Better Batteries for the Grid

I’ve written here a number of times about the quest to develop new battery technology.  Of course, we would all like our laptops, cell phones, and other electronic gizmos to go longer on a single battery charge, and better batteries would also be welcome for electric vehicles.   But one of the biggest potential markets for new types of batteries is the electricity supply industry; batteries could be used to help smooth out supply and demand fluctuations for the “smart grid”, and would make integrating alternative sources, like solar and wind power, easier.  Usage in the power grid has some different requirements: weight, for example, is not so much of a concern as it would be for a mobile device, but high capacity, low cost, and long service life are very important.

Technology Review reports that a research group at Stanford University, led by Yi Cui, a professor of materials science and engineering, has developed a new electrode material that shows early promise for making a better grid battery.

Researchers at Stanford University have now demonstrated a high-efficiency new nanomaterial battery electrode that lasts for 40,000 charge cycles without significantly losing its charge-holding capacity.

The battery chemistry envisioned is similar to that of current lithium-ion batteries; it employs the transport of sodium and potassium ions between the battery’s electrodes.   Sodium and potassium are, relatively speaking, abundant and cheap.  The electrolyte will be a water based solution of, for example, potassium nitrate, rather than the organic-solvent-based electrolytes used in lithium-ion batteries; this also should reduce costs.

The new electrode itself is made from reasonably common materials.

The researchers start with the pigment Prussian Blue, an iron and cyanide compound.
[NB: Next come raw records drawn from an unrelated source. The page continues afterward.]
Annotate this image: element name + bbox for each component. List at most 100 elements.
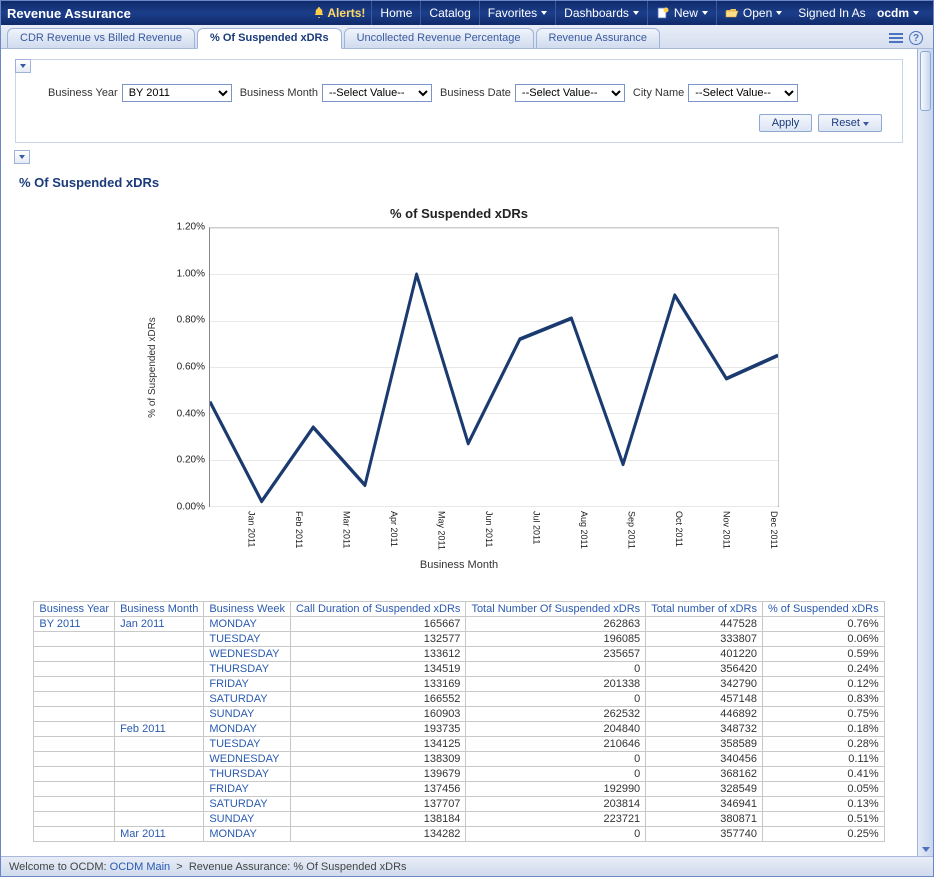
business-month-select[interactable]: --Select Value-- — [322, 84, 432, 102]
nav-new[interactable]: New — [647, 1, 716, 25]
app-header: Revenue Assurance Alerts! Home Catalog F… — [1, 1, 933, 25]
drill-link[interactable]: THURSDAY — [204, 767, 291, 782]
table-row: SUNDAY1381842237213808710.51% — [34, 812, 884, 827]
drill-link[interactable]: SATURDAY — [204, 692, 291, 707]
page-options-icon[interactable] — [889, 32, 903, 44]
drill-link[interactable]: WEDNESDAY — [204, 752, 291, 767]
business-year-select[interactable]: BY 2011 — [122, 84, 232, 102]
table-column-header[interactable]: Total number of xDRs — [646, 602, 763, 617]
breadcrumb-prefix: Welcome to OCDM: — [9, 861, 107, 873]
drill-link[interactable]: SATURDAY — [204, 797, 291, 812]
chevron-down-icon — [633, 11, 639, 15]
table-row: THURSDAY13451903564200.24% — [34, 662, 884, 677]
table-row: TUESDAY1325771960853338070.06% — [34, 632, 884, 647]
chevron-down-icon — [863, 122, 869, 126]
drill-link[interactable]: Mar 2011 — [115, 827, 204, 842]
scroll-down-icon[interactable] — [918, 842, 933, 856]
business-date-select[interactable]: --Select Value-- — [515, 84, 625, 102]
dashboard-tab-bar: CDR Revenue vs Billed Revenue% Of Suspen… — [1, 25, 933, 49]
detail-table: Business YearBusiness MonthBusiness Week… — [31, 601, 887, 842]
chevron-down-icon — [19, 155, 25, 159]
apply-button[interactable]: Apply — [759, 114, 813, 132]
drill-link[interactable]: TUESDAY — [204, 632, 291, 647]
table-column-header[interactable]: Call Duration of Suspended xDRs — [290, 602, 465, 617]
drill-link[interactable]: THURSDAY — [204, 662, 291, 677]
table-row: TUESDAY1341252106463585890.28% — [34, 737, 884, 752]
nav-favorites[interactable]: Favorites — [479, 1, 555, 25]
suspended-xdrs-chart: % of Suspended xDRs % of Suspended xDRs … — [139, 206, 779, 571]
new-doc-icon — [656, 7, 670, 19]
section-title: % Of Suspended xDRs — [1, 165, 917, 196]
filter-label: Business Month — [240, 87, 318, 99]
drill-link[interactable]: SUNDAY — [204, 707, 291, 722]
bell-icon — [314, 7, 324, 19]
vertical-scrollbar[interactable] — [917, 49, 933, 856]
drill-link[interactable]: Jan 2011 — [115, 617, 204, 632]
filter-business-month: Business Month --Select Value-- — [240, 84, 432, 102]
drill-link[interactable]: MONDAY — [204, 722, 291, 737]
table-column-header[interactable]: Business Month — [115, 602, 204, 617]
drill-link[interactable]: FRIDAY — [204, 677, 291, 692]
main-content: Business Year BY 2011 Business Month --S… — [1, 49, 917, 856]
reset-button[interactable]: Reset — [818, 114, 882, 132]
table-column-header[interactable]: % of Suspended xDRs — [762, 602, 884, 617]
table-row: SUNDAY1609032625324468920.75% — [34, 707, 884, 722]
signed-in-as[interactable]: Signed In As ocdm — [790, 1, 927, 25]
chart-x-axis-label: Business Month — [139, 559, 779, 571]
chevron-down-icon — [20, 64, 26, 68]
table-row: WEDNESDAY1336122356574012200.59% — [34, 647, 884, 662]
help-icon[interactable]: ? — [909, 31, 923, 45]
scrollbar-thumb[interactable] — [920, 51, 931, 111]
dashboard-tab[interactable]: CDR Revenue vs Billed Revenue — [7, 28, 195, 48]
breadcrumb-current: Revenue Assurance: % Of Suspended xDRs — [189, 861, 407, 873]
drill-link[interactable]: Feb 2011 — [115, 722, 204, 737]
table-row: FRIDAY1331692013383427900.12% — [34, 677, 884, 692]
collapse-panel-button[interactable] — [15, 59, 31, 73]
table-row: THURSDAY13967903681620.41% — [34, 767, 884, 782]
table-row: SATURDAY1377072038143469410.13% — [34, 797, 884, 812]
filter-label: Business Year — [48, 87, 118, 99]
nav-catalog[interactable]: Catalog — [420, 1, 478, 25]
folder-open-icon — [725, 7, 739, 19]
chevron-down-icon — [702, 11, 708, 15]
nav-home[interactable]: Home — [371, 1, 420, 25]
table-column-header[interactable]: Total Number Of Suspended xDRs — [466, 602, 646, 617]
alerts-link[interactable]: Alerts! — [308, 6, 371, 20]
collapse-section-button[interactable] — [14, 150, 30, 164]
nav-dashboards[interactable]: Dashboards — [555, 1, 647, 25]
chart-y-axis-label: % of Suspended xDRs — [147, 317, 158, 418]
drill-link[interactable]: MONDAY — [204, 827, 291, 842]
drill-link[interactable]: MONDAY — [204, 617, 291, 632]
chevron-down-icon — [541, 11, 547, 15]
chevron-down-icon — [913, 11, 919, 15]
filter-business-year: Business Year BY 2011 — [48, 84, 232, 102]
filter-label: City Name — [633, 87, 684, 99]
filter-business-date: Business Date --Select Value-- — [440, 84, 625, 102]
chevron-down-icon — [776, 11, 782, 15]
table-row: BY 2011Jan 2011MONDAY1656672628634475280… — [34, 617, 884, 632]
table-column-header[interactable]: Business Year — [34, 602, 115, 617]
dashboard-tab[interactable]: Uncollected Revenue Percentage — [344, 28, 534, 48]
drill-link[interactable]: FRIDAY — [204, 782, 291, 797]
table-row: Feb 2011MONDAY1937352048403487320.18% — [34, 722, 884, 737]
drill-link[interactable]: BY 2011 — [34, 617, 115, 632]
chart-title: % of Suspended xDRs — [139, 206, 779, 221]
table-column-header[interactable]: Business Week — [204, 602, 291, 617]
filter-city-name: City Name --Select Value-- — [633, 84, 798, 102]
nav-open[interactable]: Open — [716, 1, 790, 25]
breadcrumb-root-link[interactable]: OCDM Main — [110, 861, 171, 873]
dashboard-tab[interactable]: Revenue Assurance — [536, 28, 660, 48]
table-row: WEDNESDAY13830903404560.11% — [34, 752, 884, 767]
table-row: Mar 2011MONDAY13428203577400.25% — [34, 827, 884, 842]
drill-link[interactable]: WEDNESDAY — [204, 647, 291, 662]
alerts-label: Alerts! — [327, 6, 365, 20]
chart-y-ticks: 0.00%0.20%0.40%0.60%0.80%1.00%1.20% — [165, 227, 209, 507]
app-title: Revenue Assurance — [7, 6, 151, 21]
drill-link[interactable]: SUNDAY — [204, 812, 291, 827]
table-row: FRIDAY1374561929903285490.05% — [34, 782, 884, 797]
chart-plot-area — [209, 227, 779, 507]
drill-link[interactable]: TUESDAY — [204, 737, 291, 752]
breadcrumb-bar: Welcome to OCDM: OCDM Main > Revenue Ass… — [1, 856, 933, 876]
city-name-select[interactable]: --Select Value-- — [688, 84, 798, 102]
dashboard-tab[interactable]: % Of Suspended xDRs — [197, 28, 342, 49]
They replace half the iron with copper, and make crystalline nanoparticles of the resulting compound, which they coat on a cloth-like carbon substrate.

The research team says that the new electrode can retain 83 % of their capacity after 40,000 charge cycles.  By comparison, lithium-ion batteries last about 1,000 cycles, and lead-acid batteries a few hundred,

This research, interesting though it is, is just a first step.  The new electrode technology has so far been used only as a battery cathode; the team is working on modifying it for use as an anode, and on building a complete battery prototype.